Na tentativa de garantir conforto espiritual às vítimas em Teresópolis, religiosos afirmam: “é hora de ter firmeza na fé”

Flávia Salme – Agência último segundo

Com a Igreja de Santo Antônio – uma das mais frequentadas em Teresópolis – permanetemente lotada, padre Jorge Luiz Pacheco não deixa de repetir aos fiéis: “temos que ter firmeza na fé e praticar a caridade”. A quem o procura em busca de respostas como “por que isso aconteceu com a gente”, ele responde: “Nós, católicos, acreditamos no pós-tragédia. Tudo o que pregamos é a vida eterna”.

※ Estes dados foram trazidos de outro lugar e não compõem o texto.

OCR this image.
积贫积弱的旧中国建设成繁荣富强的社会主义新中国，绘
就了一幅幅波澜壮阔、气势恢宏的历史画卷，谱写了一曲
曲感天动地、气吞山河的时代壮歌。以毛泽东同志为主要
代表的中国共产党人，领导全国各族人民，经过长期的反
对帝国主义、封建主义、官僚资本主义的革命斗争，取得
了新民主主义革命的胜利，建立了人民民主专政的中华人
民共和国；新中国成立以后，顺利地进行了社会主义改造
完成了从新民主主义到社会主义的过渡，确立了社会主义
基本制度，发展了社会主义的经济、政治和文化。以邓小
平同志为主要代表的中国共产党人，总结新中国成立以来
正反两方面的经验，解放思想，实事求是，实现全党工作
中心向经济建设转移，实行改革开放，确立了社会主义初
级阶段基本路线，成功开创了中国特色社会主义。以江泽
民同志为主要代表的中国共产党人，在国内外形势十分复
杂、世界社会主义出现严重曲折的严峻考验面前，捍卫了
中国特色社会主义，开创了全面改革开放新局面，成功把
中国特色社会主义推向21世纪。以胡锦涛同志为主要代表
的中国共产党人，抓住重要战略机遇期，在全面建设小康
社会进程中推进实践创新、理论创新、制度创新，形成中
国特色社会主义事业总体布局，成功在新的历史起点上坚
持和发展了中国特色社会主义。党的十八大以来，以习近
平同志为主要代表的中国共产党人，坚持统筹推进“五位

Fiéis participam de missa em homenagem às vítimas de Teresópolis; padre Tiago José, que estava de férias, antecipou a volta ao trabalho para ajudar o padre Jorge Luiz – foto Hélio Motta

O trabalho das igrejas é contínuo. Além de coletar e distribuir alimentos, os fiéis atuam incansavelmente no apoio aos sobreviventes e às famílias das vítimas. As igrejas Batista e Metodista viraram abrigo improvisado para aqueles que perderam suas casas. A católica abriga 146 funcionários da Secretaria Estadual de Meio Ambiente, da Defesa Civil e de outros órgãos públicos.

Garantir uma palavra que ajude a confortar a dor dos que perderam parentes, além de casas, é um trabalho difícil. “Tem horas que preciso fugir para o sacrário e conversar com Deus para recuperar as forças”, diz padre Jorge Luiz. “Os corpos estão em frigoríficos, nunca tinha visto isso”, espanta-se o religioso. “O único conforto possível é manter a força na fé”, ele prega.

Padre Jorge Luiz: “Temos que ter firmeza na fé”; para ajudar as vítimas, o religioso participa das cerimônias de enterro até de madrugada – foto Hélio Motta

Para garantir apoio às famílias, padre Jorge Luiz tem realizado cerimônias de sepultamento – sempre muito rápidas, em consequência do grande número de corpos a serem enterrados – até de madrugada. “Também percorremos os abrigos para oferecer uma bênção, um abraço e uma palavra de carinho e esperança”, ele diz.